Daft add support for adding file path as a new column when read from csv/json etc

a common pattern when reading from csv. json etc, is to add a column in the destination table with the files processed already, so the next time you add new csv files, you will not endup with duplicate values, duckdb/polars for example support this function using filename = true

Sep 07 '24 01:09 djouallah

Thanks for raising this up! This has been something we have been thinking about adding as well.

Sep 10 '24 00:09 kevinzwang

@colin-ho could you pick this issue up?

Sep 25 '24 19:09 jaychia

As an added bonus: if we could figure out that the dataframe is partitioned by filename (if no file splitting was performed) that could be really cool.

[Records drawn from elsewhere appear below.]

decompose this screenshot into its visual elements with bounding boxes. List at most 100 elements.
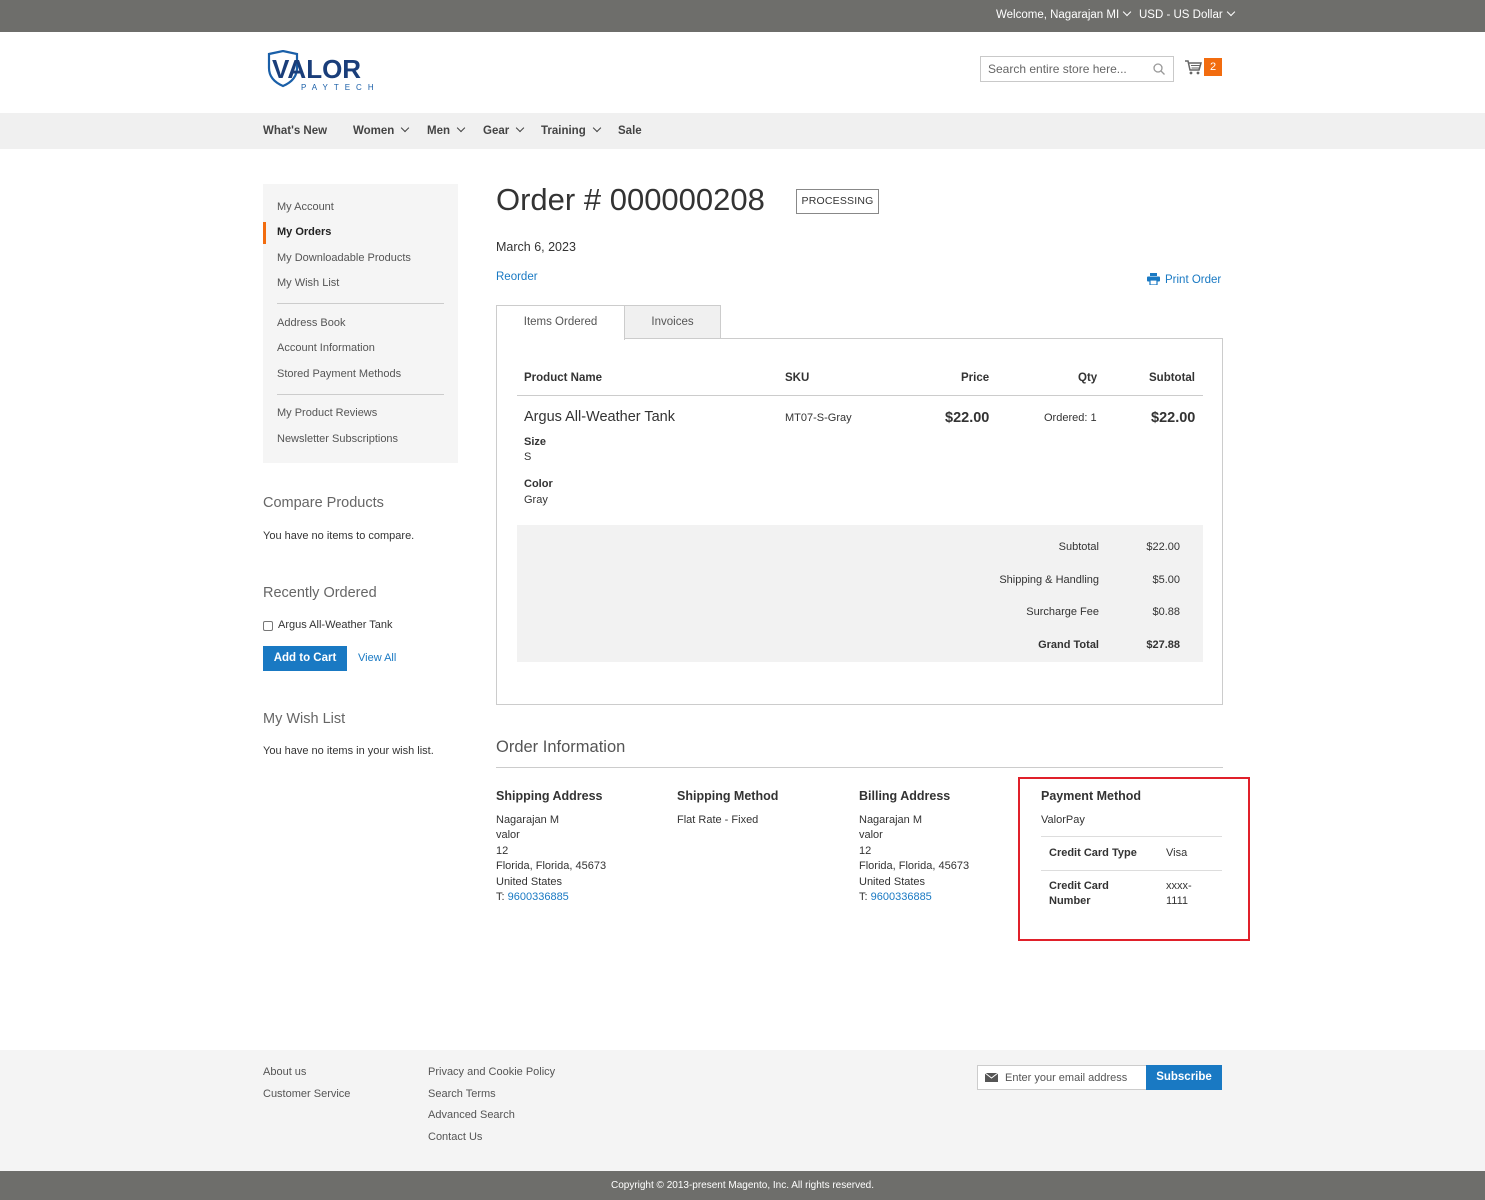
product-qty: Ordered: 1 bbox=[1044, 412, 1097, 424]
chevron-down-icon bbox=[1122, 7, 1132, 17]
billing-phone-link[interactable]: 9600336885 bbox=[871, 891, 932, 903]
compare-products-title: Compare Products bbox=[263, 495, 384, 511]
card-number-value: xxxx- bbox=[1166, 880, 1192, 892]
shipping-phone: T: 9600336885 bbox=[496, 891, 569, 903]
recently-ordered-item[interactable]: Argus All-Weather Tank bbox=[278, 619, 393, 631]
chevron-down-icon bbox=[401, 123, 410, 133]
newsletter-email-input[interactable] bbox=[1005, 1066, 1145, 1089]
search-input[interactable] bbox=[981, 57, 1141, 81]
card-type-value: Visa bbox=[1166, 847, 1188, 859]
payment-divider bbox=[1041, 870, 1222, 871]
main-navigation: What's New Women Men Gear Training Sale bbox=[0, 113, 1485, 149]
items-ordered-panel: Product Name SKU Price Qty Subtotal Argu… bbox=[496, 338, 1223, 705]
billing-address-line: valor bbox=[859, 829, 883, 841]
column-header-subtotal: Subtotal bbox=[1149, 372, 1195, 384]
billing-address-line: Nagarajan M bbox=[859, 814, 922, 826]
sidebar-item-product-reviews[interactable]: My Product Reviews bbox=[277, 407, 377, 419]
footer-link-advanced-search[interactable]: Advanced Search bbox=[428, 1109, 515, 1121]
view-all-link[interactable]: View All bbox=[358, 652, 396, 664]
product-subtotal: $22.00 bbox=[1151, 410, 1196, 426]
recently-ordered-checkbox[interactable] bbox=[263, 621, 273, 631]
table-header-divider bbox=[517, 395, 1203, 396]
nav-item-whats-new[interactable]: What's New bbox=[263, 125, 327, 137]
product-name: Argus All-Weather Tank bbox=[524, 409, 675, 425]
subscribe-button[interactable]: Subscribe bbox=[1146, 1065, 1222, 1090]
payment-divider bbox=[1041, 836, 1222, 837]
sidebar-item-address-book[interactable]: Address Book bbox=[277, 317, 345, 329]
billing-phone: T: 9600336885 bbox=[859, 891, 932, 903]
totals-label-shipping: Shipping & Handling bbox=[999, 574, 1099, 586]
welcome-text: Welcome, Nagarajan MI bbox=[996, 9, 1120, 21]
sidebar-item-stored-payment-methods[interactable]: Stored Payment Methods bbox=[277, 368, 401, 380]
sidebar-item-wish-list[interactable]: My Wish List bbox=[277, 277, 339, 289]
column-header-product-name: Product Name bbox=[524, 372, 602, 384]
logo-text: VALOR bbox=[272, 54, 361, 84]
shipping-method-title: Shipping Method bbox=[677, 789, 779, 803]
top-bar: Welcome, Nagarajan MI USD - US Dollar bbox=[0, 0, 1485, 32]
sidebar-divider bbox=[277, 303, 444, 304]
option-label-size: Size bbox=[524, 436, 547, 448]
nav-item-women[interactable]: Women bbox=[353, 123, 410, 137]
shipping-phone-link[interactable]: 9600336885 bbox=[508, 891, 569, 903]
billing-address-line: United States bbox=[859, 876, 926, 888]
wishlist-title: My Wish List bbox=[263, 711, 346, 727]
logo-subtext: PAYTECH bbox=[301, 83, 380, 92]
search-box bbox=[980, 56, 1174, 82]
tab-invoices[interactable]: Invoices bbox=[624, 305, 721, 339]
print-order-label: Print Order bbox=[1165, 274, 1222, 286]
shipping-address-line: 12 bbox=[496, 845, 509, 857]
add-to-cart-button[interactable]: Add to Cart bbox=[263, 646, 347, 671]
sidebar-item-newsletter-subscriptions[interactable]: Newsletter Subscriptions bbox=[277, 433, 398, 445]
sidebar-item-account-information[interactable]: Account Information bbox=[277, 342, 375, 354]
copyright: Copyright © 2013-present Magento, Inc. A… bbox=[0, 1171, 1485, 1200]
recently-ordered-title: Recently Ordered bbox=[263, 585, 377, 601]
sidebar-divider bbox=[277, 394, 444, 395]
printer-icon bbox=[1147, 273, 1160, 286]
welcome-menu[interactable]: Welcome, Nagarajan MI bbox=[996, 7, 1132, 21]
footer-link-customer-service[interactable]: Customer Service bbox=[263, 1088, 350, 1100]
column-header-sku: SKU bbox=[785, 372, 810, 384]
order-date: March 6, 2023 bbox=[496, 240, 576, 254]
currency-text: USD - US Dollar bbox=[1139, 9, 1223, 21]
cart-icon[interactable] bbox=[1184, 59, 1202, 75]
chevron-down-icon bbox=[456, 123, 466, 133]
sidebar-item-downloadable-products[interactable]: My Downloadable Products bbox=[277, 252, 411, 264]
active-indicator bbox=[263, 222, 266, 244]
option-value-size: S bbox=[524, 451, 532, 463]
chevron-down-icon bbox=[592, 123, 601, 133]
shipping-address-line: Florida, Florida, 45673 bbox=[496, 860, 607, 872]
account-sidebar: My Account My Orders My Downloadable Pro… bbox=[263, 184, 458, 463]
footer-link-about-us[interactable]: About us bbox=[263, 1066, 306, 1078]
footer: About us Customer Service Privacy and Co… bbox=[0, 1050, 1485, 1171]
currency-switcher[interactable]: USD - US Dollar bbox=[1139, 7, 1235, 21]
order-information-divider bbox=[496, 767, 1223, 768]
footer-link-privacy[interactable]: Privacy and Cookie Policy bbox=[428, 1066, 555, 1078]
shipping-address-line: Nagarajan M bbox=[496, 814, 559, 826]
search-icon[interactable] bbox=[1153, 63, 1165, 75]
billing-address-title: Billing Address bbox=[859, 789, 951, 803]
nav-item-training[interactable]: Training bbox=[541, 123, 601, 137]
logo[interactable]: VALOR PAYTECH bbox=[267, 49, 391, 95]
nav-item-men[interactable]: Men bbox=[427, 123, 466, 137]
newsletter-box bbox=[977, 1065, 1147, 1090]
payment-method-name: ValorPay bbox=[1041, 814, 1085, 826]
shipping-address-title: Shipping Address bbox=[496, 789, 603, 803]
totals-label-grand-total: Grand Total bbox=[1038, 639, 1099, 651]
cart-count-badge[interactable]: 2 bbox=[1204, 58, 1222, 76]
column-header-qty: Qty bbox=[1078, 372, 1098, 384]
sidebar-item-my-account[interactable]: My Account bbox=[277, 201, 334, 213]
reorder-link[interactable]: Reorder bbox=[496, 271, 538, 283]
order-information-title: Order Information bbox=[496, 738, 626, 756]
page-title: Order # 000000208 bbox=[496, 182, 765, 217]
card-type-label: Credit Card Type bbox=[1049, 847, 1137, 859]
totals-label-subtotal: Subtotal bbox=[1058, 541, 1099, 553]
tab-items-ordered[interactable]: Items Ordered bbox=[496, 305, 625, 340]
nav-item-sale[interactable]: Sale bbox=[618, 125, 642, 137]
billing-address-line: Florida, Florida, 45673 bbox=[859, 860, 970, 872]
footer-link-search-terms[interactable]: Search Terms bbox=[428, 1088, 496, 1100]
footer-link-contact-us[interactable]: Contact Us bbox=[428, 1131, 482, 1143]
print-order-link[interactable]: Print Order bbox=[1147, 271, 1221, 286]
sidebar-item-my-orders[interactable]: My Orders bbox=[277, 226, 331, 238]
nav-item-gear[interactable]: Gear bbox=[483, 123, 525, 137]
column-header-price: Price bbox=[961, 372, 990, 384]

This could enable easy and cheap data manipulation such as: df.read_parquet("...", filename=True).groupby("filename").count()

Sep 26 '24 09:09 jaychia

Example use-case for counting number of distinct rows, grouped by filename:

Sep 26 '24 09:09 jaychia

any update on this ?

Oct 11 '24 12:10 djouallah

Hi @djouallah , sorry for the delay, I'm currently finalizing the PR for this, will let you know once it is ready

Oct 11 '24 18:10 colin-ho

Hey @djouallah, this feature should be ready in the next release!

Oct 15 '24 17:10 colin-ho

This feature is ready in v0.3.9, closing the issue.

Oct 24 '24 16:10 colin-ho